When the czardas was ended, the girls sat down on the sward to rest, and the boys began their leaping, running, and stone-heaving, with their favourite wrestling at the close.
'They are as strong as chamois,' she said to him. 'There is no need here to have a gymnasium. Their mountains teach them climbing, and every Sunday on their village green their fathers make them wrestle and shoot at marks. The favourite sport here is one I will not countenance—the finger-hooking. If I gave the word any two of those little fellows would hook their middle fingers together and pull till a joint broke.'
The boys were duly commended for their skill, and Sabran would have thrown them a shower of florin notes had she allowed it. Then she bade them sing as a farewell the Kaiser's Hymn.

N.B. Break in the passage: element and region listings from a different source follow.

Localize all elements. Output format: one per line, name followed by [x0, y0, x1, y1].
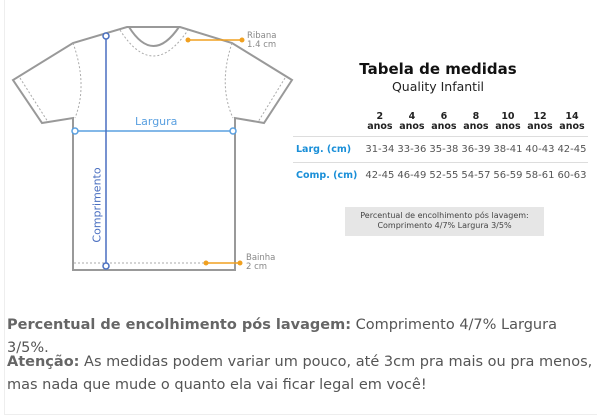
row-label: Larg. (cm) [293, 136, 364, 163]
age-number: 6 [440, 111, 448, 122]
tshirt-diagram [11, 26, 294, 271]
shrinkage-paragraph: Percentual de encolhimento pós lavagem: … [7, 314, 597, 360]
table-cell: 31-34 [363, 136, 396, 163]
age-unit: anos [559, 121, 585, 132]
table-cell: 56-59 [493, 170, 523, 181]
corner-cell [293, 112, 364, 137]
table-cell: 35-38 [427, 136, 460, 163]
table-cell: 40-43 [523, 136, 556, 163]
table-row: Larg. (cm) 31-34 33-36 35-38 36-39 38-41 40-43… [293, 136, 588, 163]
age-unit: anos [399, 121, 425, 132]
bainha-name: Bainha [246, 253, 276, 263]
content-frame [4, 0, 597, 415]
table-cell: 58-61 [525, 170, 555, 181]
tshirt-outline [11, 26, 294, 271]
note-line: Comprimento 4/7% Largura 3/5% [377, 221, 512, 230]
attention-text: As medidas podem variar um pouco, até 3c… [7, 354, 593, 393]
column-header: 8 anos [459, 111, 492, 137]
shrinkage-text: Comprimento 4/7% Largura 3/5%. [7, 317, 557, 356]
age-number: 4 [408, 111, 416, 122]
column-header: 2 anos [363, 111, 396, 137]
age-unit: anos [431, 121, 457, 132]
bainha-label: Bainha 2 cm [246, 254, 275, 272]
table-cell: 33-36 [395, 136, 428, 163]
age-number: 14 [565, 111, 579, 122]
table-cell: 42-45 [365, 170, 395, 181]
bainha-value: 2 cm [246, 262, 268, 272]
table-cell: 42-45 [555, 136, 588, 163]
attention-paragraph: Atenção: As medidas podem variar um pouc… [7, 351, 597, 397]
header-row: 2 anos 4 anos 6 anos 8 anos 10 anos 12 anos 14 anos [293, 112, 588, 137]
length-label: Comprimento [90, 167, 104, 243]
table-row: Comp. (cm) 42-45 46-49 52-55 54-57 56-59 58-61… [293, 163, 588, 189]
shrinkage-note: Percentual de encolhimento pós lavagem: C… [345, 207, 544, 236]
table-cell: 60-63 [557, 170, 587, 181]
shrinkage-heading: Percentual de encolhimento pós lavagem: [7, 317, 351, 333]
age-unit: anos [527, 121, 553, 132]
column-header: 4 anos [395, 111, 428, 137]
age-unit: anos [367, 121, 393, 132]
column-header: 14 anos [555, 111, 588, 137]
ribana-label: Ribana 1.4 cm [247, 32, 276, 50]
table-cell: 52-55 [429, 170, 459, 181]
age-unit: anos [495, 121, 521, 132]
attention-heading: Atenção: [7, 354, 80, 370]
age-unit: anos [463, 121, 489, 132]
table-cell: 54-57 [461, 170, 491, 181]
table-cell: 38-41 [491, 136, 524, 163]
age-number: 2 [376, 111, 384, 122]
table-title: Tabela de medidas [359, 60, 517, 78]
column-header: 6 anos [427, 111, 460, 137]
table-subtitle: Quality Infantil [391, 79, 485, 94]
column-header: 10 anos [491, 111, 524, 137]
age-number: 12 [533, 111, 547, 122]
table-cell: 36-39 [459, 136, 492, 163]
age-number: 10 [501, 111, 515, 122]
size-table: 2 anos 4 anos 6 anos 8 anos 10 anos 12 anos 14 anos L… [293, 112, 588, 188]
ribana-name: Ribana [247, 31, 277, 41]
age-number: 8 [472, 111, 480, 122]
table-cell: 46-49 [397, 170, 427, 181]
width-label: Largura [135, 115, 178, 128]
ribana-value: 1.4 cm [247, 40, 277, 50]
column-header: 12 anos [523, 111, 556, 137]
note-line: Percentual de encolhimento pós lavagem: [360, 211, 529, 220]
row-label: Comp. (cm) [296, 170, 358, 181]
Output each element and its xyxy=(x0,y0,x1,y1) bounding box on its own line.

The grand melody rolled out on the fresh clear Alpine air in voices as fresh and as clear, that went upward and upward towards the zenith like the carol of the larks.
'I would fain be the Emperor to have that prayer sung so for me,' said Sabran, with truth, as the glad young voices dropped down into silence—the intense silence of the earth where the glaciers reign.
'He heard them last year, and he was pleased,' she said, as the children raised a loud 'Hoch!' made their reverence once more at a sign of dismissal from her, and vanished in a proud and happy crowd into the schoolhouses.